Especially right now, you need to attract candidates who are "passively looking": people who have a job, but would move given a good offer. I do freelance development and consulting, and I'm basically happy with that. I wouldn't turn down a great opportunity, but I'm not going to start the application process unless I know you can beat what I'm already earning.

3 comments

Almost every single time I've decided to move to a new job I was passively looking at best. Every person I know, even the ones who are happy at their jobs, would be willing to move if an opportunity cropped up that interested them more than their current gig (money is important too, of course, but not 100% of the equation).

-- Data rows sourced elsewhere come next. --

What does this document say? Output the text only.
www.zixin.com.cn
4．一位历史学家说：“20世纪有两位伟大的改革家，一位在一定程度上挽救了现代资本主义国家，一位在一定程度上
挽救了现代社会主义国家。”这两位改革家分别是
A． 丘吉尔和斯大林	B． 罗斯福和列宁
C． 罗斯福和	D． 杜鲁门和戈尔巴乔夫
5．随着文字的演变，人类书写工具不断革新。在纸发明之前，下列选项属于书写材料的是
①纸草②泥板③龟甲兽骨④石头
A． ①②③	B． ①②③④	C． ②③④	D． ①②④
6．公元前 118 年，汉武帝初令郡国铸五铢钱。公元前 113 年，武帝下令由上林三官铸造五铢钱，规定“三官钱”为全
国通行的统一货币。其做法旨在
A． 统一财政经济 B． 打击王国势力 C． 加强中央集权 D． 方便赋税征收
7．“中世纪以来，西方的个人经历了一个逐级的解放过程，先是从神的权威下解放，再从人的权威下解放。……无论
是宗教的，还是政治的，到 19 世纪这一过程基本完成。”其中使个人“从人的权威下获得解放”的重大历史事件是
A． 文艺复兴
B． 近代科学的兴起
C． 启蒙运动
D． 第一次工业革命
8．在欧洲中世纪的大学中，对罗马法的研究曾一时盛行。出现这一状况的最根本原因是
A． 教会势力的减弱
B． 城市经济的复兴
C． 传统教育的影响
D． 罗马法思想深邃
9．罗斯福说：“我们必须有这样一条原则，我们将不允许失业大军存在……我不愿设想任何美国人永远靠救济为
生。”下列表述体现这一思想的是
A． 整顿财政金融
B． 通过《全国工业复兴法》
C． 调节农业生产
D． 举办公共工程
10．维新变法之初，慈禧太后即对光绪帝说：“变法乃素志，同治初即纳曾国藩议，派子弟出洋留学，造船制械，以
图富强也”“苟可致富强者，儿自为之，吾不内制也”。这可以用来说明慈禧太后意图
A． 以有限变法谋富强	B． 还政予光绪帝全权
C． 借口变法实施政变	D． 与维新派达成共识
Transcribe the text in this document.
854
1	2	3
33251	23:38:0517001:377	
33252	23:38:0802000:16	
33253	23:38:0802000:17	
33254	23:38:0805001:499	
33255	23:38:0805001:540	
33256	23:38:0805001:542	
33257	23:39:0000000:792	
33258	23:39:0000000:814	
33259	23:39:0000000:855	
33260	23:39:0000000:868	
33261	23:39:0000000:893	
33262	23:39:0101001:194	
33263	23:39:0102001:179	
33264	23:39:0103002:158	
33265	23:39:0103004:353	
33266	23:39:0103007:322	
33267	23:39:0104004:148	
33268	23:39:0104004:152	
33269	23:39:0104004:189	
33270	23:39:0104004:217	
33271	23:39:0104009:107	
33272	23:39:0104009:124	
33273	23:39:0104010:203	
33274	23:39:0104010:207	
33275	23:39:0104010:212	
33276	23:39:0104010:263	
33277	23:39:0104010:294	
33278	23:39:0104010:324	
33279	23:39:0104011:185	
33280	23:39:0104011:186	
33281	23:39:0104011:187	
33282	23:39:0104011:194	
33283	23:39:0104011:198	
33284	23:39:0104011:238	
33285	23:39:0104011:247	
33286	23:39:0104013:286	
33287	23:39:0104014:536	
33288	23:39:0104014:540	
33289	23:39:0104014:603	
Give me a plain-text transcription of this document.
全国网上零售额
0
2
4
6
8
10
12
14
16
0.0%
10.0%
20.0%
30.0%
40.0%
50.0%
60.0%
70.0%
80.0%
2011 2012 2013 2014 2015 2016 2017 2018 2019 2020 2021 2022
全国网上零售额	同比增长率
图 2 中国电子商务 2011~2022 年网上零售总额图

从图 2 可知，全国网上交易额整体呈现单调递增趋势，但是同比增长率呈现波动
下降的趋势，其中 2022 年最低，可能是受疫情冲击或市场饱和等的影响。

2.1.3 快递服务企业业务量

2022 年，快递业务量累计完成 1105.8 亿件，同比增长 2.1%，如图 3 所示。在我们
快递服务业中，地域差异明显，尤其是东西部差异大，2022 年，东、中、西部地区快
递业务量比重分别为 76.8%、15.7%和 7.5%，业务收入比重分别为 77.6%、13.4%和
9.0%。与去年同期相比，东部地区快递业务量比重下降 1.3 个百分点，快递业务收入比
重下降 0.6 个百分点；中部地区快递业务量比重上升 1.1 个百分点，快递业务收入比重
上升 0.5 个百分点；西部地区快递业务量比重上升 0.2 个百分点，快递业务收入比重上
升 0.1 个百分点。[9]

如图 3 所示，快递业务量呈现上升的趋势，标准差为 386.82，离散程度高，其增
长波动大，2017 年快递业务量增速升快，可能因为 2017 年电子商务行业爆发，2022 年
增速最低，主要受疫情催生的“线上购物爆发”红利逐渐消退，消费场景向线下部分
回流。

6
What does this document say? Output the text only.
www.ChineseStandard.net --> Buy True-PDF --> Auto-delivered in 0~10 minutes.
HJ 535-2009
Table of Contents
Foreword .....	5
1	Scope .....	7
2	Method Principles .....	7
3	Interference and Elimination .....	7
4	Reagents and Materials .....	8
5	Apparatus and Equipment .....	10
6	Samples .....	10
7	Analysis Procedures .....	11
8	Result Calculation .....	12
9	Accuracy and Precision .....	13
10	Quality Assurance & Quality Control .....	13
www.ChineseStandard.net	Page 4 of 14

I'm only speaking from anecdotes but I feel like finding a way to cater to the passively looking engineering job area could be HUGE if done well. Trouble is I don't entirely know how to do it well and not come off as spammy.

I agree about it being huge. But from an employer perspective, even if it's not huge, what counts is the margin, and if it gives you a few more good candidates than everyone else trying to hire, that is a big advantage. All the things Joel Spolsky wrote about the developer hiring market change, if you are reaching these passively looking people.
> finding a way to cater to the passively looking engineering job

Isn't that what SO does, quite well?

An idea I had that I have never implemented but would happily subscribe to is a weekly or monthly newsletter with jard data about salaries. Not self reported salaries, or salaries from job posts, but honest to goodness salaries, anonymized.

I don't know how you would get the data, but I doubt you'd have trouble attracting subscribers and attention if you had good data.

This is a great angle I haven't thought of. I'm guessing passively looking candidates might be quite a big chunk of the market. Given a financially interesting offer they might apply for a job which they would otherwise just skim through.
Potentially they are better hires. They found a great job and they are happy. If they take your job it's definitely for the right reasons.
I tried for a while putting in big letters "Please do not offer me jobs for less than $n" (with n about 80% of my salary at the time) on my LinkedIn profile, but it had absolute zero effect on recruiters. Presumably they don't manually read the profile at all, rather just skim for keywords.
I did the same with location and had much the same result (the entreaty was ignored).